Kronquist has seen a steady increase in the number of patients it treats for narcotics, opiates and heroin abuse. Since fiscal year 2008, the number nearly tripled for its entire service area, from 847 admissions to 2,212. In Ingham County during that same time period, the number more than tripled, from 296 admissions in FY08 to 933 last fiscal year. These are people who don’t have insurance or Medicaid, she said, and doesn’t include those who privately pay or have health insurance.

Moreover, the percentage of people seeking treatment for alcohol abuse versus all other drugs, including heroin, has reversed, she said. Up until five or six years ago, more than 50 percent who came in were seeking treatment for alcohol. “All other drugs combined were usually under 50 percent.
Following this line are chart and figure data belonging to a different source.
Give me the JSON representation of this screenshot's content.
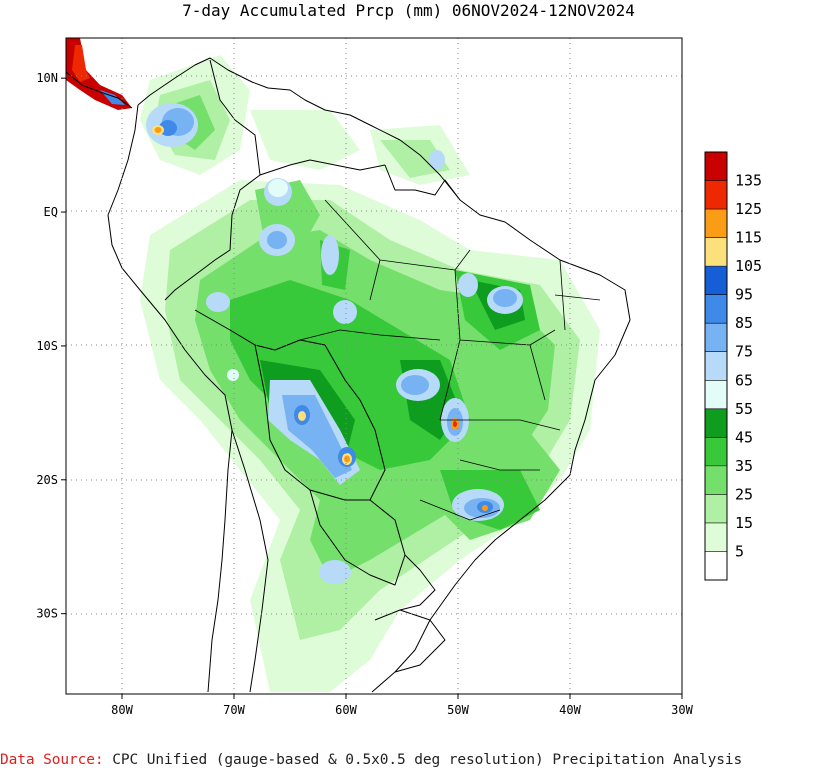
{
  "title": "7-day Accumulated Prcp (mm) 06NOV2024-12NOV2024",
  "map": {
    "lon_range": [
      -85,
      -30
    ],
    "lat_range": [
      -36,
      13
    ],
    "x_ticks": [
      {
        "lon": -80,
        "label": "80W"
      },
      {
        "lon": -70,
        "label": "70W"
      },
      {
        "lon": -60,
        "label": "60W"
      },
      {
        "lon": -50,
        "label": "50W"
      },
      {
        "lon": -40,
        "label": "40W"
      },
      {
        "lon": -30,
        "label": "30W"
      }
    ],
    "y_ticks": [
      {
        "lat": 10,
        "label": "10N"
      },
      {
        "lat": 0,
        "label": "EQ"
      },
      {
        "lat": -10,
        "label": "10S"
      },
      {
        "lat": -20,
        "label": "20S"
      },
      {
        "lat": -30,
        "label": "30S"
      }
    ],
    "gridlines": "dotted"
  },
  "legend": {
    "unit": "mm",
    "levels": [
      "135",
      "125",
      "115",
      "105",
      "95",
      "85",
      "75",
      "65",
      "55",
      "45",
      "35",
      "25",
      "15",
      "5"
    ],
    "colors": [
      "#c80000",
      "#ee2800",
      "#fb9c17",
      "#fce07c",
      "#155ed6",
      "#3f8ae8",
      "#77b3f2",
      "#b7daf9",
      "#e2fcf8",
      "#0f9d1f",
      "#38c93a",
      "#74df6b",
      "#b0f0a4",
      "#dffcd8",
      "#ffffff"
    ]
  },
  "source": {
    "label": "Data Source:",
    "text": "CPC Unified (gauge-based & 0.5x0.5 deg resolution) Precipitation Analysis"
  }
}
Within the last six years, that’s flipped. More people coming in are seeking treatment for illicit drugs on the street, and that’s because of narcotics, opiates and heroin. … Yes, it is serious.”

Nationwide, the number of heroin users increased from 239,000 in 2010 to 335,000 in 2012, according to a recent report from the National Survey on Drug Use. In Vermont, Gov. Peter Shumlin devoted his entire 2014 State of the State address to the problem, pointing to a 770 percent increase in treatment for all opiates since 2000.

The Lansing State Journal reported in November that the number of fatal heroin overdoses in Ingham County increased from five in 2010 to 16 in 2012. The number held steady in 2013. There was one fatal heroin overdose in Eaton County in 2010 and five in 2012, according to the LSJ.

Maatman, without giving numbers, said crimes associated with heroin abuse — largely home invasion and theft — have “risen dramatically over the past four years.”

The numbers inevitably lead to the question of how do we deal with it? This is where some disagree, or downright dodge the question, on the extent to which users are given treatment.

While police officials, such as Maatman, say it’ll take “aggressive law enforcement” to target traffickers, others advocate treating addicts for the disease that it is. The Drug Policy Alliance, a nationwide group seeking to restructure drug laws in America, believes we should look to several countries — such as Portugal — that have moved to a decriminalization model for possessing all drugs, backed by studies by the World Health Organization that showed the policy didn’t lead to an increase in use. While the group only supports the legalization of marijuana, “For all other drugs, we certainly believe putting people in the criminal justice system is not the way to solve problems,” said Meghan Ralston, the group’s harm reduction manager based in southern California. She was referring to nonviolent offenders charged with possession. For one, she said, such criminal treatment leads to the stigmatization of addiction.

Others argue that such policies signal to the public that using drugs is OK. Ralston sees it differently: “It signals that your life matters to us when we put health and safety above all other things. To suggest that you’re trying to reduce or contain the drug supply — i.e. prohibition as a deterrent — is absurd on its face. Overdoses are climbing higher than ever before. It’s absurd to think the war on drugs approach is working.”